Сэр Гийом не мог не признать, что противник рассуждает здраво. Если выслать лучников к городским воротам, им придется стрелять из садов, дворов и окон, а арбалетчики неприятеля укроются за своими павезами и зубцами башен. Некоторые их стрелы наверняка достигнут цели, и он рискует в считаные минуты потерять четверых-пятерых лучников. Что в его положении непозволительно, ибо серьезно ослабит гарнизон.
— Ладно, занимай ворота, — согласился он.
Шевалье Куртуа налил себе еще вина.
— У меня сорок два ратника, — сообщил он, — тридцать два арбалетчика, ну а всех прочих, писцов, баб, прислуги, столько, сколько обычно таскается за таким отрядом. Всем им нужна крыша над головой. Зима, знаешь ли, на носу.
— А почему бы вам не померзнуть? — хмыкнул сэр Гийом.
— Можем и померзнуть, — пожал плечами гасконец, — но вам-то с этого какой прок! Я предлагаю тебе предоставить в наше распоряжение дома между западными воротами и церковью Святого Каллика, а я гарантирую, что мы не займем ни одного здания к востоку от улицы Колесников и к югу от Крутой улицы.
— Ты хорошо знаешь этот город? — спросил сэр Гийом.
— Я был здесь когда-то кастеляном. Давным-давно.
— Тогда ты знаешь мельничные ворота?
Сэр Гийом имел в виду маленькую дверцу в городской стене, выходившую к водяной мельнице. Ту, через которую бежали Томас и Женевьева.
— Как не знать, — ответил шевалье Анри, — но они слишком близко от замка, и, если я поставлю там свой караул, твои лучники смогут подстрелить моих людей с башни.
Он умолк, чтобы отпить вина.
— Если хочешь, я, конечно, могу начать регулярную осаду. Окружить замок со всех сторон и дать арбалетчикам пострелять в твоих часовых. А твоим лучникам отстреливаться.
Но мы с тобой оба понимаем, что только перебьем людей, а ты как был, так и будешь сидеть в замке. Провизия у тебя надо думать, есть?
— Более чем достаточно.
Шевалье Анри кивнул.
— Так что я не буду пропускать твоих всадников через большие ворота. А через мельничные — пожалуйста; пока они не трогают моих, я буду делать вид, что ничего не вижу. У вас как, в мельничном пруду сети стоят?
— Закинуты.
— Я их не трону, — пообещал гасконец. — Скажу своим людям, чтобы туда не совались.
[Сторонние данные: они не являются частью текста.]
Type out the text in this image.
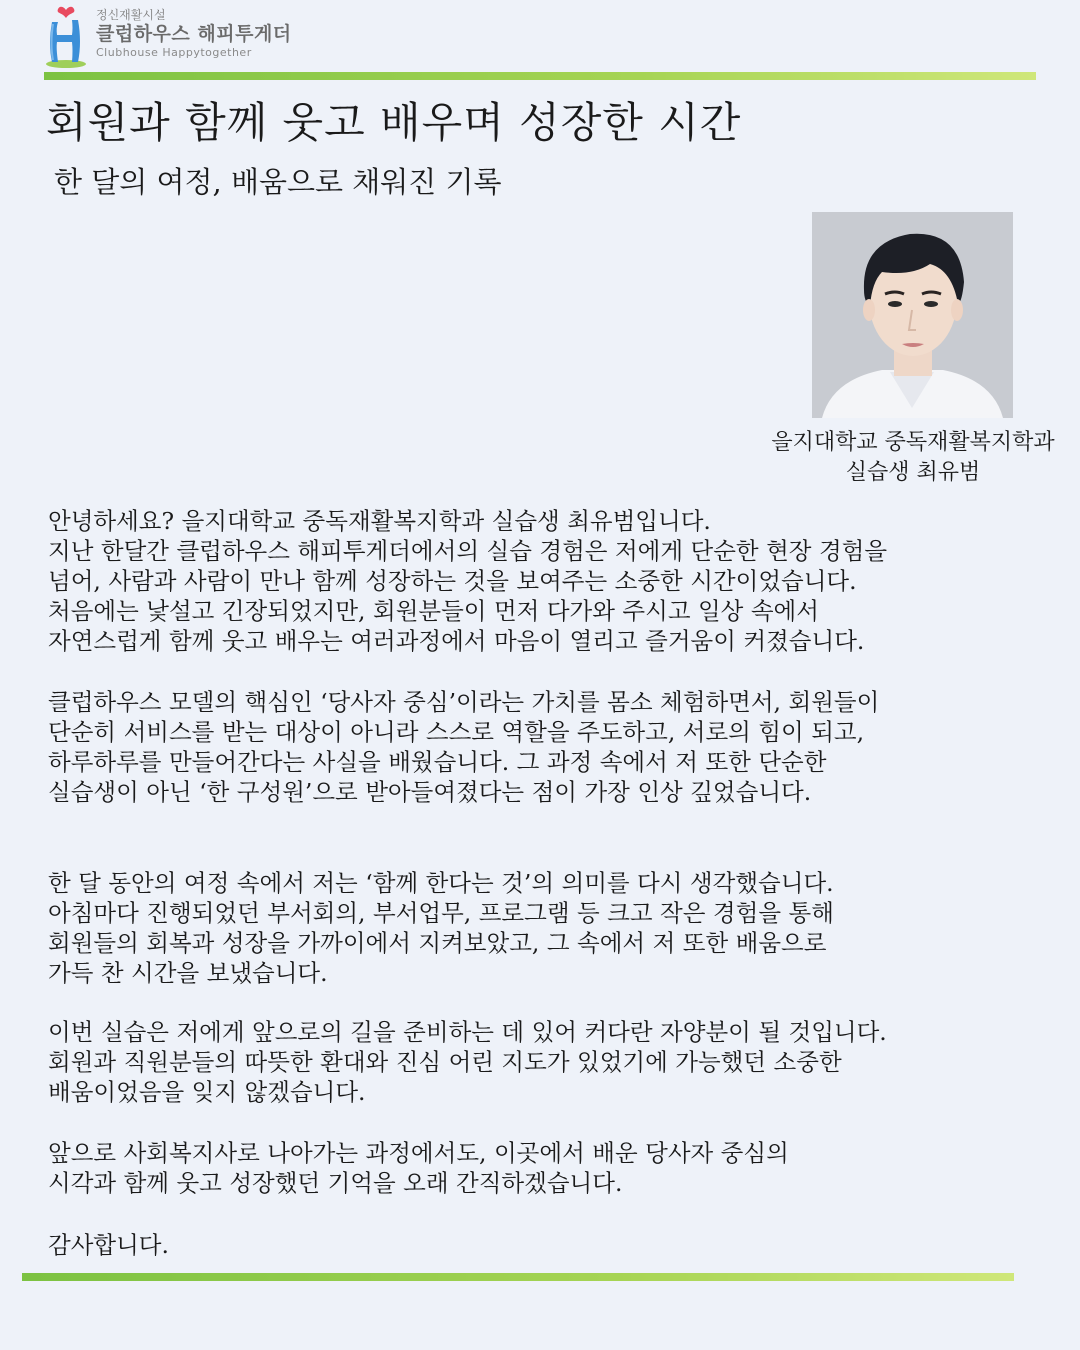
정신재활시설
클럽하우스 해피투게더
Clubhouse Happytogether
회원과 함께 웃고 배우며 성장한 시간
한 달의 여정, 배움으로 채워진 기록
을지대학교 중독재활복지학과
실습생 최유범
안녕하세요? 을지대학교 중독재활복지학과 실습생 최유범입니다.
지난 한달간 클럽하우스 해피투게더에서의 실습 경험은 저에게 단순한 현장 경험을
넘어, 사람과 사람이 만나 함께 성장하는 것을 보여주는 소중한 시간이었습니다.
처음에는 낯설고 긴장되었지만, 회원분들이 먼저 다가와 주시고 일상 속에서
자연스럽게 함께 웃고 배우는 여러과정에서 마음이 열리고 즐거움이 커졌습니다.
클럽하우스 모델의 핵심인 ‘당사자 중심’이라는 가치를 몸소 체험하면서, 회원들이
단순히 서비스를 받는 대상이 아니라 스스로 역할을 주도하고, 서로의 힘이 되고,
하루하루를 만들어간다는 사실을 배웠습니다. 그 과정 속에서 저 또한 단순한
실습생이 아닌 ‘한 구성원’으로 받아들여졌다는 점이 가장 인상 깊었습니다.
한 달 동안의 여정 속에서 저는 ‘함께 한다는 것’의 의미를 다시 생각했습니다.
아침마다 진행되었던 부서회의, 부서업무, 프로그램 등 크고 작은 경험을 통해
회원들의 회복과 성장을 가까이에서 지켜보았고, 그 속에서 저 또한 배움으로
가득 찬 시간을 보냈습니다.
이번 실습은 저에게 앞으로의 길을 준비하는 데 있어 커다란 자양분이 될 것입니다.
회원과 직원분들의 따뜻한 환대와 진심 어린 지도가 있었기에 가능했던 소중한
배움이었음을 잊지 않겠습니다.
앞으로 사회복지사로 나아가는 과정에서도, 이곳에서 배운 당사자 중심의
시각과 함께 웃고 성장했던 기억을 오래 간직하겠습니다.
감사합니다.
Сэр Гийом поразмыслил, барабаня пальцами по столу. Оттуда, где стояли ратники, все время слышалось негромкое бормотание: кто мог, переводил с французского, о чем договариваются начальники.
— Ладно, дома между западными воротами и церковью Святого Каллика твои, — согласился нормандец. — А как решим насчет таверн?
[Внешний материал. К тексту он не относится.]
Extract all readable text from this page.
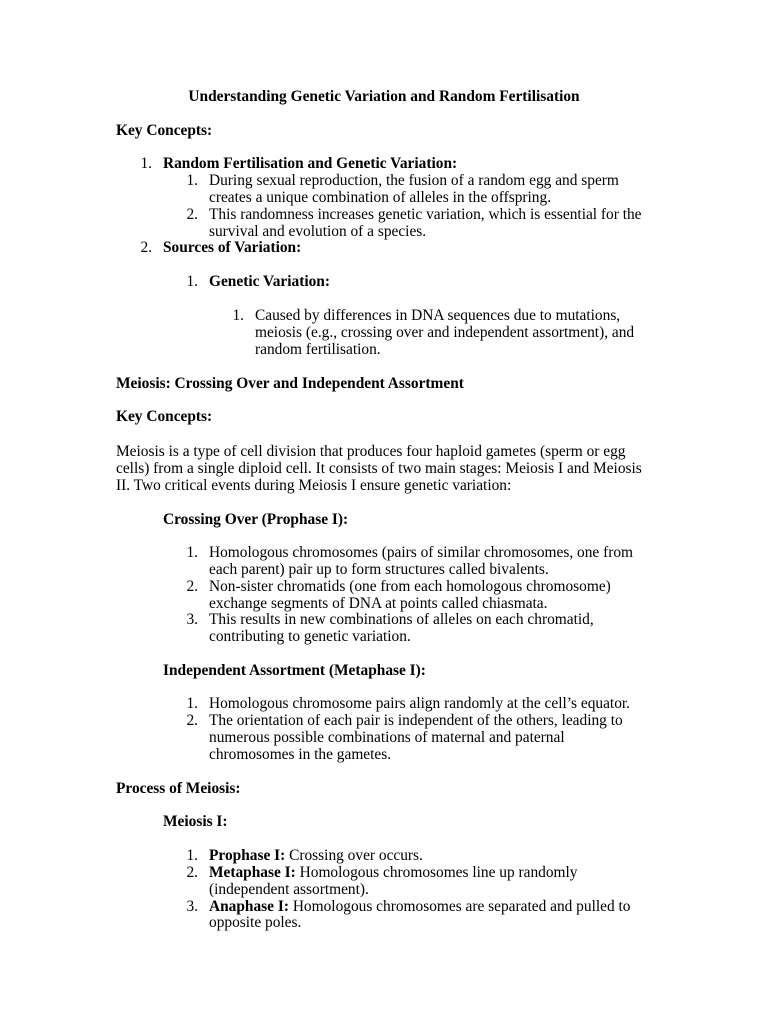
Understanding Genetic Variation and Random Fertilisation
Key Concepts:
1. Random Fertilisation and Genetic Variation:
1. During sexual reproduction, the fusion of a random egg and sperm
creates a unique combination of alleles in the offspring.
2. This randomness increases genetic variation, which is essential for the
survival and evolution of a species.
2. Sources of Variation:
1. Genetic Variation:
1. Caused by differences in DNA sequences due to mutations,
meiosis (e.g., crossing over and independent assortment), and
random fertilisation.
Meiosis: Crossing Over and Independent Assortment
Key Concepts:
Meiosis is a type of cell division that produces four haploid gametes (sperm or egg
cells) from a single diploid cell. It consists of two main stages: Meiosis I and Meiosis
II. Two critical events during Meiosis I ensure genetic variation:
Crossing Over (Prophase I):
1. Homologous chromosomes (pairs of similar chromosomes, one from
each parent) pair up to form structures called bivalents.
2. Non-sister chromatids (one from each homologous chromosome)
exchange segments of DNA at points called chiasmata.
3. This results in new combinations of alleles on each chromatid,
contributing to genetic variation.
Independent Assortment (Metaphase I):
1. Homologous chromosome pairs align randomly at the cell’s equator.
2. The orientation of each pair is independent of the others, leading to
numerous possible combinations of maternal and paternal
chromosomes in the gametes.
Process of Meiosis:
Meiosis I:
1. Prophase I: Crossing over occurs.
2. Metaphase I: Homologous chromosomes line up randomly
(independent assortment).
3. Anaphase I: Homologous chromosomes are separated and pulled to
opposite poles.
— Важный вопрос, — согласился гасконец. — Для солдата это дело святое.
— Моим людям нравятся «Три журавля».
— Неплохое заведение.
— Так что пусть твои парни держатся от него подальше, — потребовал сэр Гийом.
— Будь по-твоему. Моим подойдет «Медведь и мясник».
— Согласен, — сказал сэр Гийом. — Надо бы еще установить правило, чтобы наши люди не таскались по кабакам с мечами и луками.
— Только ножи, — согласился шевалье Куртуа, — это разумно. — Ни тот ни другой не хотели терять солдат без толку, в пьяных драках. — Ну а если что-то стрясется, — добавил гасконец, — я приду к тебе, и мы с этим разберемся.
Он помолчал, пытаясь что-то припомнить.
— Ты ведь был во Фландрии, верно? С графом Кутансом?
— Я был во Фландрии, — подтвердил сэр Гийом, — с этим поганым безмозглым чертовым ублюдком.
Граф, его феодальный сеньор, предательски выступил против своего вассала и отобрал его земли.
— Все они сукины дети! — сказал шевалье Анри. — Правда, старый граф Бера не был таким уж негодяем. Скупердяем был, это да. И всю свою жизнь провел, уткнувшись носом в книги. Книги! Какой от них прок? Он прочел все книжки в христианском мире, как пить дать, все, причем большую часть из них прочел дважды, но мозги при этом имел цыплячьи. Ты знаешь, зачем его понесло в Астарак?
— Искать Святой Грааль?
— Именно, — подтвердил гасконец, и оба рыцаря расхохотались. — Сейчас там твой дружок, — добавил шевалье Анри.
— Робби Дуглас? — холодно спросил сэр Гийом. Теперь его былую любовь к Робби как отрезало.
— Нет, этот в Бера. Я имею в виду лучника с его еретичкой.
— Томас? — Сэр Гийом не сумел сдержать удивления. — В Астараке? Я же сказал ему, чтобы он возвращался домой.
— Черта с два он вернулся! Отправился в Астарак. Кстати, почему он не сжег ту девицу?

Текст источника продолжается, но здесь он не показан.